At least 40 people are dead and more than 100 are injured after multiple armed individuals stormed the Crocus City Hall in Moscow, state-run news agency TASS reported, citing Russia’s Federal Security Service, or FSB, which called the incident a “terrorist attack.”

Graphic videos posted to social media are purporting to show the attack unfolding. In some of the footage, gunshots and screams of concertgoers can be heard.

According to Russian state media, the unidentified gunmen were armed with assault rifles and opened fire in the lobby of the building before moving into the main concern hall, where a band was scheduled to perform. It added that an explosion inside the venue sparked the fire, which has engulfed at least a third of the building and spread to the roof.

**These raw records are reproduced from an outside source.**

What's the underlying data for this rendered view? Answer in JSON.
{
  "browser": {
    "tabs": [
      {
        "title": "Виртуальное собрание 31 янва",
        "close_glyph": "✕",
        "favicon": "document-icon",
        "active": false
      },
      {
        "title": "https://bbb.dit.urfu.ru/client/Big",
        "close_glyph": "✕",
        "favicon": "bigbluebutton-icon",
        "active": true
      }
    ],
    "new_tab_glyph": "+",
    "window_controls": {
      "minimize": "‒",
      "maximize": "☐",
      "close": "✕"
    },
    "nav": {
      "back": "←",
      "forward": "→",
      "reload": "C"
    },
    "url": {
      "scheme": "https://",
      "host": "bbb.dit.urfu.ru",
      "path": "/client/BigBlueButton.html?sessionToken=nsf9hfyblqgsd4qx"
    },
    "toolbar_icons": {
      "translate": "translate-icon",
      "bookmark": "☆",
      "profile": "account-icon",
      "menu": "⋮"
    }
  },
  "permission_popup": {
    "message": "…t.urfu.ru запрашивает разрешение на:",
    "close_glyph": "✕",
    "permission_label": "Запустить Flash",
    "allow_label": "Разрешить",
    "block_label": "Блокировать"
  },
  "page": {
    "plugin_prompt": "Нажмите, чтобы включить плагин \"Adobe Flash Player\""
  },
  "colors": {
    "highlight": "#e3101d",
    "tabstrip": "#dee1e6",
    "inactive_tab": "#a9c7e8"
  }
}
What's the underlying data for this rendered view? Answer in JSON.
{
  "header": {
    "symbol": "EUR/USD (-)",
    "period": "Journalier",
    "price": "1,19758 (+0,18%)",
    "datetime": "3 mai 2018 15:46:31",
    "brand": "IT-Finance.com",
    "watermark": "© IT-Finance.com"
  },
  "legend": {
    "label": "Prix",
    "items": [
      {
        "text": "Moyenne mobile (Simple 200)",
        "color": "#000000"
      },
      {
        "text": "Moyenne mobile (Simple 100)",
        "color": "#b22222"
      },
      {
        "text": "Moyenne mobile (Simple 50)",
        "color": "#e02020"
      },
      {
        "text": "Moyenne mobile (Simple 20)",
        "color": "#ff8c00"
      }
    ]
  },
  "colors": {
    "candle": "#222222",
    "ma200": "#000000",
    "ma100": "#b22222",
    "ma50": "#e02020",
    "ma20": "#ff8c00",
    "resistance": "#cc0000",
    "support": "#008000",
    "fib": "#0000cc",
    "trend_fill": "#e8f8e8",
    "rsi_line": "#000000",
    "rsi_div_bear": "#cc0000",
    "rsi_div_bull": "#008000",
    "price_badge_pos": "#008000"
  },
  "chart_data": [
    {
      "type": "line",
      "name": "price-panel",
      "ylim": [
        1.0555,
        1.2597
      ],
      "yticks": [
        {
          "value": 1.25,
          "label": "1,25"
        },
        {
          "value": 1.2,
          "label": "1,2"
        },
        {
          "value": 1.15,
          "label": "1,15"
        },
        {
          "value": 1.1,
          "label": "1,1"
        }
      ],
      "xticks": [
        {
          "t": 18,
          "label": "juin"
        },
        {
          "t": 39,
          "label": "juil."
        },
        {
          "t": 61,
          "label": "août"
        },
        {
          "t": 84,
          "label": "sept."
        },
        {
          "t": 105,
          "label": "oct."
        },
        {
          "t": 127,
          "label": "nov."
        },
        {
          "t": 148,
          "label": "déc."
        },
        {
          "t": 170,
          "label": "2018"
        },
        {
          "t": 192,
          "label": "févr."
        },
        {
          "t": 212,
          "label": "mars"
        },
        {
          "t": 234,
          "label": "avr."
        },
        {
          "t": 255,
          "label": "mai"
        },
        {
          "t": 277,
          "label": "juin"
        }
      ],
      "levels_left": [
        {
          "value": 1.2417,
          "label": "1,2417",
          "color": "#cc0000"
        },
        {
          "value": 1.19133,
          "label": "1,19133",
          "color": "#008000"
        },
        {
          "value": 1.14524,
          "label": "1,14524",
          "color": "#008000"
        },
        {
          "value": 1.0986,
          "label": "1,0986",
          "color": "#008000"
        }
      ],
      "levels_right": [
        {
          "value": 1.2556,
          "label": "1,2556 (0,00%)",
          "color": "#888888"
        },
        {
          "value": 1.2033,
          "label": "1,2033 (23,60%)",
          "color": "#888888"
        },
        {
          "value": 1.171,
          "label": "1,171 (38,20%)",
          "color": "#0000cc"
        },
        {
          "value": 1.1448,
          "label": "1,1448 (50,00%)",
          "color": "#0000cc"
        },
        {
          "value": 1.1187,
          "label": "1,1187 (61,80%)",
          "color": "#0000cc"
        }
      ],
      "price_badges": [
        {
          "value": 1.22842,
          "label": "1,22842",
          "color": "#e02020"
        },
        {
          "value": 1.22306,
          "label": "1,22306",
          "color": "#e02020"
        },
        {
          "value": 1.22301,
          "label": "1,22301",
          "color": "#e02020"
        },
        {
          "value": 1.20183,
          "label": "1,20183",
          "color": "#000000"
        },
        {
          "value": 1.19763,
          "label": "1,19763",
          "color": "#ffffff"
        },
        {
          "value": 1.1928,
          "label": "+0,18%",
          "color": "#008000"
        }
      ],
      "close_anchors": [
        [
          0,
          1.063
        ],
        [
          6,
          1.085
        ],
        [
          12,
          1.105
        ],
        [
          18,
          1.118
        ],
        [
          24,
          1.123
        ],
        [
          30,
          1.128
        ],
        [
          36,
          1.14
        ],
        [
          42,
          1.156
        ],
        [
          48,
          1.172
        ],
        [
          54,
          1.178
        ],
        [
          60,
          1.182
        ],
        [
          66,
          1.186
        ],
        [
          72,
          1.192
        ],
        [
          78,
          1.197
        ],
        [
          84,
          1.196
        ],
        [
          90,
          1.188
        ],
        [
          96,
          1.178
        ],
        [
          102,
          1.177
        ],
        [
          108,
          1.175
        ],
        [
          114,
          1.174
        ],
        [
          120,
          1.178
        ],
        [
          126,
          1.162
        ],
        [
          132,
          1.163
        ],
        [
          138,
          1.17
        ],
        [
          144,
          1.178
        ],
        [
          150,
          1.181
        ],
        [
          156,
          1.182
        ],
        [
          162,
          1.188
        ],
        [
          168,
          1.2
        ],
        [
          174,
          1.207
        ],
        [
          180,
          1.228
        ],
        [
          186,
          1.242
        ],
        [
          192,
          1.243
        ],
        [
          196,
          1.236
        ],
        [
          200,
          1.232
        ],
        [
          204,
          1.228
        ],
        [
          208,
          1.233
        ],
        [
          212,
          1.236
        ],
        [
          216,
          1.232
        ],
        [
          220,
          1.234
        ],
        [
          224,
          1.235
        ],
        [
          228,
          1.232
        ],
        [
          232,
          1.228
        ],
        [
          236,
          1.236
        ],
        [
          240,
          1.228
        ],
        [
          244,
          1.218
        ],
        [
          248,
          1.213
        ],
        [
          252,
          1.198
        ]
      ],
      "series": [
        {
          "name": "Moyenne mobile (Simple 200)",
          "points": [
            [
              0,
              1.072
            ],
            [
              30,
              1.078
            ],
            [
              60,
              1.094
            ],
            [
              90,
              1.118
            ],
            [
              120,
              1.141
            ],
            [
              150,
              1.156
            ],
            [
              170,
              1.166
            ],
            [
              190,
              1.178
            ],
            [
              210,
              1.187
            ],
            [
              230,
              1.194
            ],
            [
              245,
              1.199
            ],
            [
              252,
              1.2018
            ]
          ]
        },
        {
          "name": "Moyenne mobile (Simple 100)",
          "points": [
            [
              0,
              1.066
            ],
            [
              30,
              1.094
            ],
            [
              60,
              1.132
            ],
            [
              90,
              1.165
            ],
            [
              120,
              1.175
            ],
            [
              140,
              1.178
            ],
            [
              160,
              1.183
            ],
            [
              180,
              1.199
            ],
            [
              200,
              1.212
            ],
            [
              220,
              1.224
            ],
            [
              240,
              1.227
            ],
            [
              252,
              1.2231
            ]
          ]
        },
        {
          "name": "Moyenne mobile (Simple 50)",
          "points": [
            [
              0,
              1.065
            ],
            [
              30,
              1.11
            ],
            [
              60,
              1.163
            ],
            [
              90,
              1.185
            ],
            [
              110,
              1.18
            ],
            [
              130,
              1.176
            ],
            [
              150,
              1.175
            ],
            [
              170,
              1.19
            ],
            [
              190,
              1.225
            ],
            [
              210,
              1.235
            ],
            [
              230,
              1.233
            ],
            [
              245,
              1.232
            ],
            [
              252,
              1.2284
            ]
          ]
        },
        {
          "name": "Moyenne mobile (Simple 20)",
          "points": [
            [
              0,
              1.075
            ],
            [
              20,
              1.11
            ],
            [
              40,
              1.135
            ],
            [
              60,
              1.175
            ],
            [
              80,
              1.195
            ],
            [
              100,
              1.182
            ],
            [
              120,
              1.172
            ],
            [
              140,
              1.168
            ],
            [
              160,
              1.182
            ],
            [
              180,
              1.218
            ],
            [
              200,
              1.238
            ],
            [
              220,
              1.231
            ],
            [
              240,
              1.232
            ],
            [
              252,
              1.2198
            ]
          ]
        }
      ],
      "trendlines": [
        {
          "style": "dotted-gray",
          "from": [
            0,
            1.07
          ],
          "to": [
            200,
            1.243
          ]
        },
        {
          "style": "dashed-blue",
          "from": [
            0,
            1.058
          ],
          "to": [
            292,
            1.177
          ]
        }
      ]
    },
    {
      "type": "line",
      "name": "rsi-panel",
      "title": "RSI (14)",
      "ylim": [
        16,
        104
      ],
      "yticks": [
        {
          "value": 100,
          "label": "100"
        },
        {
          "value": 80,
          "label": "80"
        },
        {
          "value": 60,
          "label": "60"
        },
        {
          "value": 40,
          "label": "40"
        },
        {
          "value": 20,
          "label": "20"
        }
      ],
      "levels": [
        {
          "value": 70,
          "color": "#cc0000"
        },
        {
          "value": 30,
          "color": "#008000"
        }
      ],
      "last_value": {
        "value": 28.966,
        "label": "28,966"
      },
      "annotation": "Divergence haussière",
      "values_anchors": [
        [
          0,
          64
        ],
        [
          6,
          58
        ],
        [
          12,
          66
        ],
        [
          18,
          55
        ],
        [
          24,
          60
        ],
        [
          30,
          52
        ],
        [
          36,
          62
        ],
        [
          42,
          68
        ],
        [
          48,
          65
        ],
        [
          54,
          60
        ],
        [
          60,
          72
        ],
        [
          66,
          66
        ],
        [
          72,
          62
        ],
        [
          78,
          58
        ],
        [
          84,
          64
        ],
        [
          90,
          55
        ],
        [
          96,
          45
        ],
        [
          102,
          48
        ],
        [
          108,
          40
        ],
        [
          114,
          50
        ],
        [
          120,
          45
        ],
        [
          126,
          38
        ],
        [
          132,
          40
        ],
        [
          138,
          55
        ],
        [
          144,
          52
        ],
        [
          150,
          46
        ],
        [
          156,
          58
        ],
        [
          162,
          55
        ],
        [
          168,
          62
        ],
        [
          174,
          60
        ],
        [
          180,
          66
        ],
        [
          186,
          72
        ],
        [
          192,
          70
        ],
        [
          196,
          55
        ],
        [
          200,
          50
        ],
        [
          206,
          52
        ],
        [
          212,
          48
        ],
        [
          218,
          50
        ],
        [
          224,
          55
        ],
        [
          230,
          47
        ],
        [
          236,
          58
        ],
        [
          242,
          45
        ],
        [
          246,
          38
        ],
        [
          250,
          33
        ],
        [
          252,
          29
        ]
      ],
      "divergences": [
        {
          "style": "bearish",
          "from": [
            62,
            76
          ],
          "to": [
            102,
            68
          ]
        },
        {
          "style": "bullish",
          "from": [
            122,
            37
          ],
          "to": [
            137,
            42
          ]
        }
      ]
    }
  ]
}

Russian Rosguardia national guard servicemen secure an area near the Crocus City Hall on the western edge of Moscow on March 22, 2024.

Russian Rosguardia national guard servicemen secure an area near the Crocus City Hall on the western edge of Moscow on March 22, 2024.

AP Photo/Vitaly Smolnikov



Earlier this month, the US embassy in Russia issued a security alert warning about a potential terror attack in Moscow and urged people to avoid crowds, monitor local media for updates, and be aware of surroundings.

“The Embassy is monitoring reports that extremists have imminent plans to target large gatherings in Moscow, to include concerts, and U.S. citizens should be advised to avoid large gatherings over the next 48 hours,” the March 7 security alert said.

Putin addressed the warnings a couple weeks later, criticizing the warning three days ago as “provocative.”

Per TASS, the Russian president said on March 19 the aim of “the recent provocative statements of a number of official Western structures about the possibility of terrorist attacks in Russia” was harming Russian society.


A man speaks to journalists as a massive blaze seen over the Crocus City Hall on the western edge of Moscow on March 22, 2024.

A man speaks to journalists as a massive blaze seen over the Crocus City Hall on the western edge of Moscow on March 22, 2024.

AP Photo/Dmitry Serebryakov



“All this resembles outright blackmail and the intention to intimidate and destabilize our society,” Putin said, according to state media reporting on his remarks.

Though concerts were mentioned as a potential target in the US security alert, it is unclear at this time if Friday’s attack is related to the threats that Washington was tracking.

The US embassy issued another alert on Friday saying it was “aware” of the attack and urged Americans to avoid the area.

“We strongly condemn the horrendous attack carried out at a concert hall in Moscow,” Russia’s foreign ministry said in a statement. “We express our deepest sympathies with the families of the victims.”

It’s not immediately clear who was behind the carnage.